3. The "Time-Travel" Trick (Scheduling)

One of the smartest parts of this paper is when the Bouncer and Traffic Cop show up.

  • Early Stage (The Sketch): When the video is just starting to form (like a rough pencil sketch), the rules are loose. The artist is allowed to figure out the general shape of the scene (e.g., "Okay, there's a person and a phone").
  • Late Stage (The Details): As the video gets clearer and more detailed, the Traffic Cop gets stricter. This ensures the artist doesn't accidentally add a "using phone" gesture in the final seconds of the video.
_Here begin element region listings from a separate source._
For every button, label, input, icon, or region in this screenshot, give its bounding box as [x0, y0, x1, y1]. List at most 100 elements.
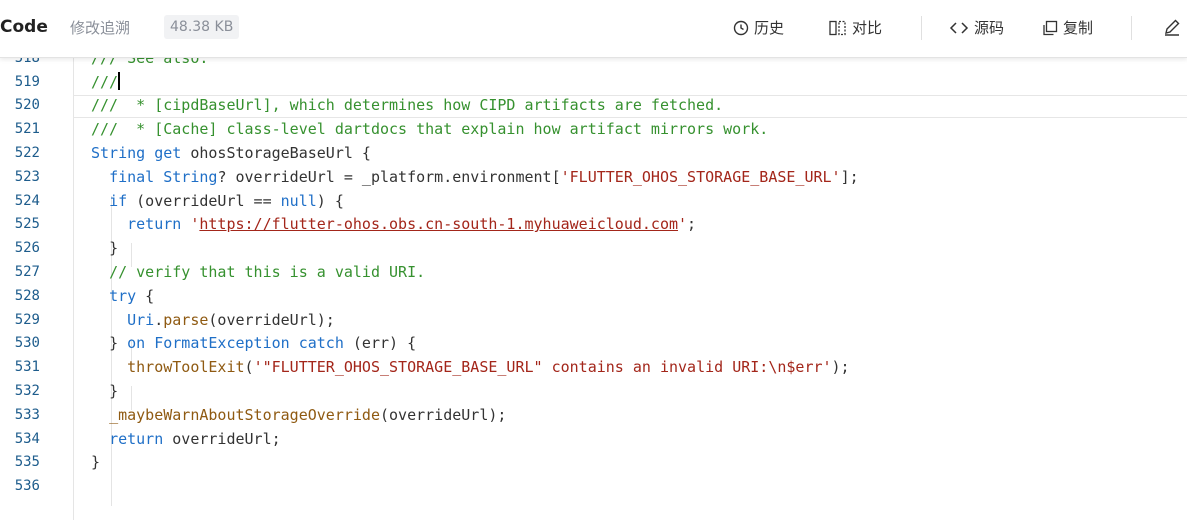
- code-line: 534 return overrideUrl;: [0, 428, 1187, 452]
- line-number: 527: [14, 263, 40, 280]
- line-number: 528: [14, 287, 40, 304]
- punctuation-token: ) {: [316, 191, 344, 210]
- line-number: 524: [14, 192, 40, 209]
- punctuation-token: ;: [687, 215, 697, 234]
- line-number: 530: [14, 335, 40, 352]
- line-number: 529: [14, 311, 40, 328]
- identifier-token: (err) {: [343, 334, 417, 353]
- code-text: final String? overrideUrl = _platform.en…: [91, 166, 859, 190]
- punctuation-token: (: [244, 358, 254, 377]
- code-line: 528 try {: [0, 285, 1187, 309]
- history-button[interactable]: 历史: [733, 15, 784, 41]
- line-number: 536: [14, 478, 40, 495]
- code-line: 523 final String? overrideUrl = _platfor…: [0, 166, 1187, 190]
- source-button[interactable]: 源码: [949, 15, 1004, 41]
- punctuation-token: }: [109, 381, 119, 400]
- function-token: parse: [163, 310, 209, 329]
- line-number: 523: [14, 168, 40, 185]
- identifier-token: ? overrideUrl = _platform.environment[: [217, 167, 561, 186]
- type-token: String: [163, 167, 218, 186]
- doc-comment: /// See also:: [91, 57, 209, 67]
- identifier-token: (overrideUrl);: [208, 310, 335, 329]
- doc-comment: ///: [91, 72, 119, 91]
- copy-icon: [1043, 20, 1058, 36]
- code-line: 524 if (overrideUrl == null) {: [0, 190, 1187, 214]
- code-line: 525 return 'https://flutter-ohos.obs.cn-…: [0, 213, 1187, 237]
- history-button-label: 历史: [754, 19, 785, 37]
- keyword-token: try: [109, 286, 137, 305]
- line-comment: // verify that this is a valid URI.: [109, 262, 426, 281]
- blame-link[interactable]: 修改追溯: [70, 17, 130, 39]
- code-line: 518 /// See also:: [0, 57, 1187, 71]
- punctuation-token: }: [109, 334, 128, 353]
- compare-button[interactable]: 对比: [829, 15, 882, 41]
- line-number: 533: [14, 406, 40, 423]
- line-number: 531: [14, 359, 40, 376]
- clock-icon: [733, 20, 749, 36]
- identifier-token: ohosStorageBaseUrl {: [181, 143, 371, 162]
- code-line: 532 }: [0, 380, 1187, 404]
- code-text: _maybeWarnAboutStorageOverride(overrideU…: [91, 404, 506, 428]
- code-text: }: [91, 451, 100, 475]
- line-number: 525: [14, 216, 40, 233]
- line-number: 522: [14, 144, 40, 161]
- code-text: ///: [91, 71, 121, 95]
- function-token: throwToolExit: [127, 358, 245, 377]
- identifier-token: (overrideUrl ==: [127, 191, 281, 210]
- edit-button[interactable]: [1163, 15, 1186, 41]
- punctuation-token: ];: [840, 167, 859, 186]
- keyword-token: final: [109, 167, 155, 186]
- code-viewer[interactable]: 517/// 518/// See also: 519/// 520/// * …: [0, 57, 1187, 520]
- type-token: Uri: [127, 310, 155, 329]
- code-text: } on FormatException catch (err) {: [91, 332, 416, 356]
- line-number: 519: [14, 73, 40, 90]
- code-line: 520 /// * [cipdBaseUrl], which determines…: [0, 94, 1187, 118]
- toolbar-divider: [1131, 16, 1132, 40]
- compare-icon: [829, 20, 846, 36]
- toolbar-divider: [921, 16, 922, 40]
- keyword-token: get: [154, 143, 182, 162]
- keyword-token: return: [127, 215, 182, 234]
- code-tab-label[interactable]: Code: [0, 16, 48, 38]
- type-token: String: [91, 143, 146, 162]
- code-text: return overrideUrl;: [91, 428, 281, 452]
- punctuation-token: {: [136, 286, 155, 305]
- string-quote: ': [678, 215, 688, 234]
- code-line: 529 Uri.parse(overrideUrl);: [0, 309, 1187, 333]
- punctuation-token: }: [91, 453, 101, 472]
- doc-comment: /// * [cipdBaseUrl], which determines ho…: [91, 96, 724, 115]
- code-text: if (overrideUrl == null) {: [91, 190, 344, 214]
- url-link[interactable]: https://flutter-ohos.obs.cn-south-1.myhu…: [199, 215, 678, 233]
- code-text: String get ohosStorageBaseUrl {: [91, 142, 371, 166]
- punctuation-token: );: [831, 358, 850, 377]
- line-number: 534: [14, 430, 40, 447]
- code-line: 535}: [0, 451, 1187, 475]
- code-text: throwToolExit('"FLUTTER_OHOS_STORAGE_BAS…: [91, 356, 850, 380]
- copy-button[interactable]: 复制: [1042, 15, 1093, 41]
- line-number: 521: [14, 121, 40, 138]
- function-token: _maybeWarnAboutStorageOverride: [109, 405, 380, 424]
- file-toolbar: Code 修改追溯 48.38 KB 历史 对比 源码 复制: [0, 0, 1187, 58]
- code-line: 519 ///: [0, 71, 1187, 95]
- code-text: return 'https://flutter-ohos.obs.cn-sout…: [91, 213, 696, 237]
- punctuation-token: .: [154, 310, 164, 329]
- code-line: 526 }: [0, 237, 1187, 261]
- punctuation-token: }: [109, 239, 119, 258]
- line-number: 518: [14, 57, 40, 66]
- identifier-token: (overrideUrl);: [380, 405, 507, 424]
- text-cursor: [118, 71, 121, 90]
- code-text: }: [91, 237, 118, 261]
- keyword-token: null: [280, 191, 317, 210]
- code-line: 521 /// * [Cache] class-level dartdocs th…: [0, 118, 1187, 142]
- code-brackets-icon: [949, 22, 969, 34]
- code-text: // verify that this is a valid URI.: [91, 261, 425, 285]
- doc-comment: /// * [Cache] class-level dartdocs that …: [91, 120, 769, 139]
- keyword-token: catch: [298, 334, 344, 353]
- line-number: 520: [14, 97, 40, 114]
- code-line: 530 } on FormatException catch (err) {: [0, 332, 1187, 356]
- code-line: 531 throwToolExit('"FLUTTER_OHOS_STORAGE…: [0, 356, 1187, 380]
- identifier-token: overrideUrl;: [163, 429, 281, 448]
- string-literal: 'FLUTTER_OHOS_STORAGE_BASE_URL': [560, 167, 841, 186]
- code-line: 527 // verify that this is a valid URI.: [0, 261, 1187, 285]
- copy-button-label: 复制: [1063, 19, 1094, 37]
This is like baking a cake: You mix the ingredients freely at first (forming the structure), but as the cake rises, you make sure no one sneaks in a bag of salt (the forbidden element).

4. Why This is a Big Deal

The authors tested this on 8 different types of "No" rules, including:

  • Simple No: "No cars on the highway."
  • Double No: "A stage that is not unlit" (which means it is lit). Most AI gets this backwards and makes it dark. This method gets it right.
  • Scope No: "A teacher helping a student who is not paying attention." The AI must know who isn't paying attention (the student), not the teacher.
  • Action No: "A clock ticking but not moving its hands." (The clock is active, but the hands are frozen).

The Result

The paper shows that this method creates videos where:

  1. The "No" rules are strictly followed.
  2. The video still looks beautiful and realistic (the artist isn't forced to draw a blank wall).
  3. It works on existing AI models without needing to teach them new things.

In summary: This paper teaches AI how to listen to the word "No" without panicking. It gives the AI a set of invisible guardrails that gently steer the creative process away from forbidden ideas, ensuring that when you ask for a world without chaos, you actually get a peaceful world, not a broken one.